Resource	Author	Trust level
AgentObservation	Agent	Informational — agent-attested
AgentRequest spec	Agent	Informational — agent-attested
AgentRequest status	Control plane	Authoritative — governance decision
AuditRecord	Control plane	Authoritative — tamper-evident

The control plane only touches resources where a governance decision is being made. It has zero involvement with AgentObservation. That is the right separation.

[ravisantoshgudimetla]

Retention & TTL — additional design considerations

Raising this as a first-class concern before the spec PR, not an afterthought.

The problem

A chatty agent (security scanner, cost analyzer, health poller) running every 5 minutes across 50 namespaces generates ~600 AgentObservation objects per hour. etcd is not a log store. Its default size limit is 8GB and it degrades under high object churn. Kubernetes Events exist with a 1-hour default TTL (--event-ttl) precisely because of this failure mode.

Recommended approach: short TTL in etcd + promotion to external store

AgentObservation objects are ephemeral in etcd. An OTel collector, Fluentd sidecar, or custom exporter watches AgentObservation objects and ships them to a permanent store (Elasticsearch, S3, Loki) before TTL expires. The aip.io/correlationID label travels with the exported record — the full incident chain remains queryable in the external store even after the object is gone from etcd.

This is the same pattern Kubernetes Events already follow in production clusters. It is well-understood and has mature tooling.

Where TTL lives

Annotation, not spec field.

A spec.ttlSeconds field would require a TTL controller to enforce — which conflicts with the design goal of no business-logic controller for AgentObservation. A standard annotation is lighter and delegates enforcement to the adopter's preferred TTL reaper (or a simple CronJob):

metadata:
  annotations:
    aip.io/ttl-seconds: "86400"   # 24 hours default

The spec defines the annotation key and default. Adopters wire enforcement. Third-party TTL controllers (there are several in the ecosystem) can honor the same annotation.

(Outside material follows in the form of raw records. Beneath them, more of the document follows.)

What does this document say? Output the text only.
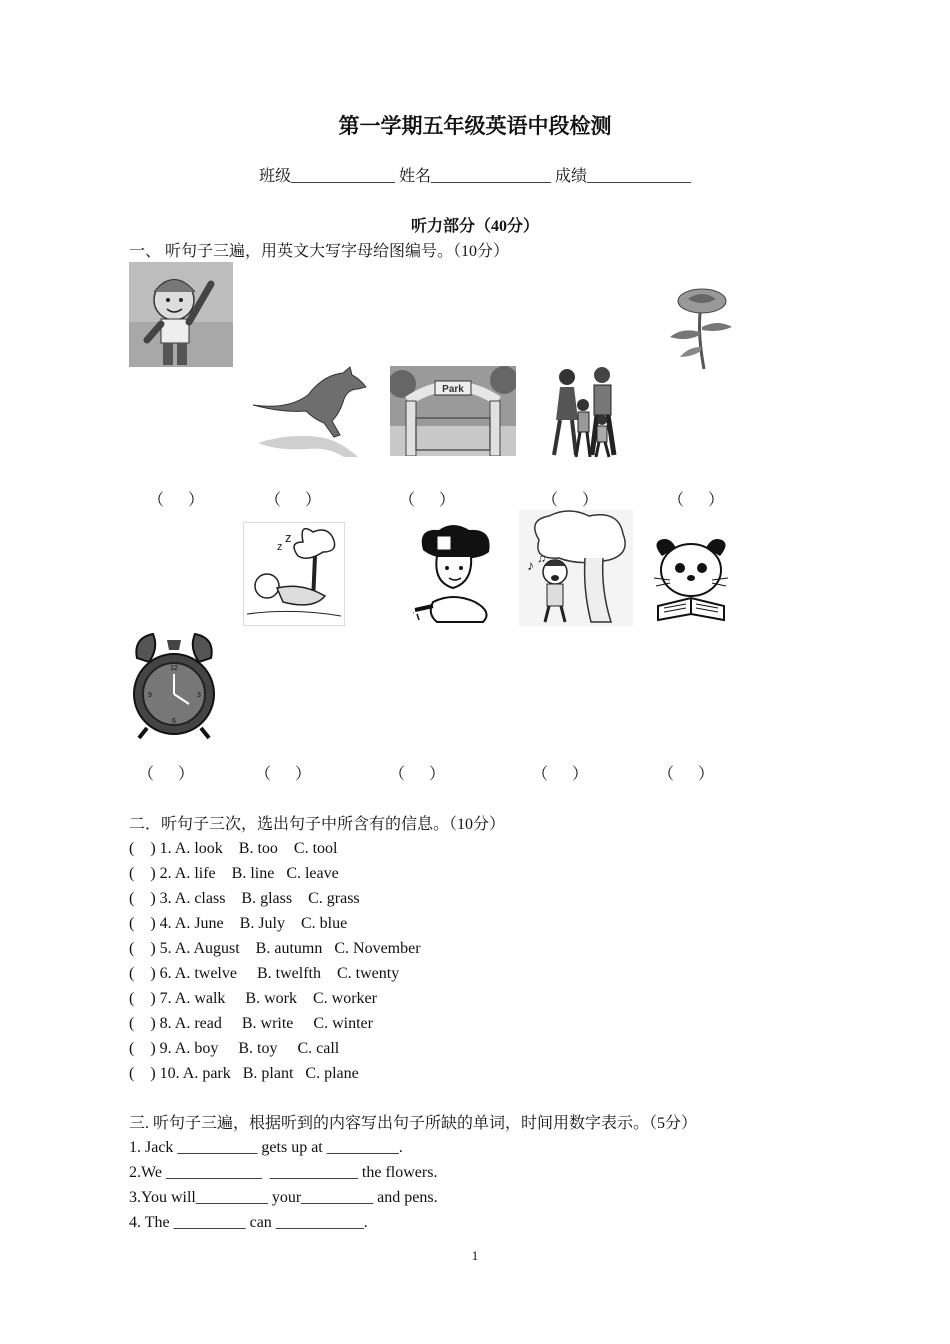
第一学期五年级英语中段检测
班级_____________ 姓名_______________ 成绩_____________
听力部分（40分）
一、 听句子三遍，用英文大写字母给图编号。（10分）
Park
（      ）	（      ）	（      ）	（      ）	（      ）
z
z
♪ ♫
12
3
6
9
（      ）	（      ）	（      ）	（      ）	（      ）
二．听句子三次，选出句子中所含有的信息。（10分）
(    ) 1. A. look    B. too    C. tool
(    ) 2. A. life    B. line   C. leave
(    ) 3. A. class    B. glass    C. grass
(    ) 4. A. June    B. July    C. blue
(    ) 5. A. August    B. autumn   C. November
(    ) 6. A. twelve     B. twelfth    C. twenty
(    ) 7. A. walk     B. work    C. worker
(    ) 8. A. read     B. write     C. winter
(    ) 9. A. boy     B. toy     C. call
(    ) 10. A. park   B. plant   C. plane
三. 听句子三遍，根据听到的内容写出句子所缺的单词，时间用数字表示。（5分）
1. Jack __________ gets up at _________.
2.We ____________  ___________ the flowers.
3.You will_________ your_________ and pens.
4. The _________ can ___________.
1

Default: 86400 seconds (24 hours). 1 hour (K8s Events default) is too short — an observation that preceded a denied request needs to survive long enough for on-call investigation. 24 hours covers the incident response window. 0 means no expiry — use this for observations that have been promoted to an external store and should be kept as a cluster-local reference.

Spec changes this adds to scope

• aip.io/ttl-seconds annotation convention added to §3.x (AgentObservation)
• Default value (86400) and semantics (0 = no expiry) normatively specified
• Non-normative note recommending OTel/Fluentd promotion pattern for long-lived retention
• A.4 conformance: adopters SHOULD document their TTL and promotion strategy

On the schema question

Yes — the AgentObservation schema will be drafted as part of the spec PR for this issue. The details field will follow the same open-JSON extensibility model as AgentRequest.spec.parameters (adopter-defined, CEL-accessible via observation.spec.details.<field> for any future observation-aware tooling).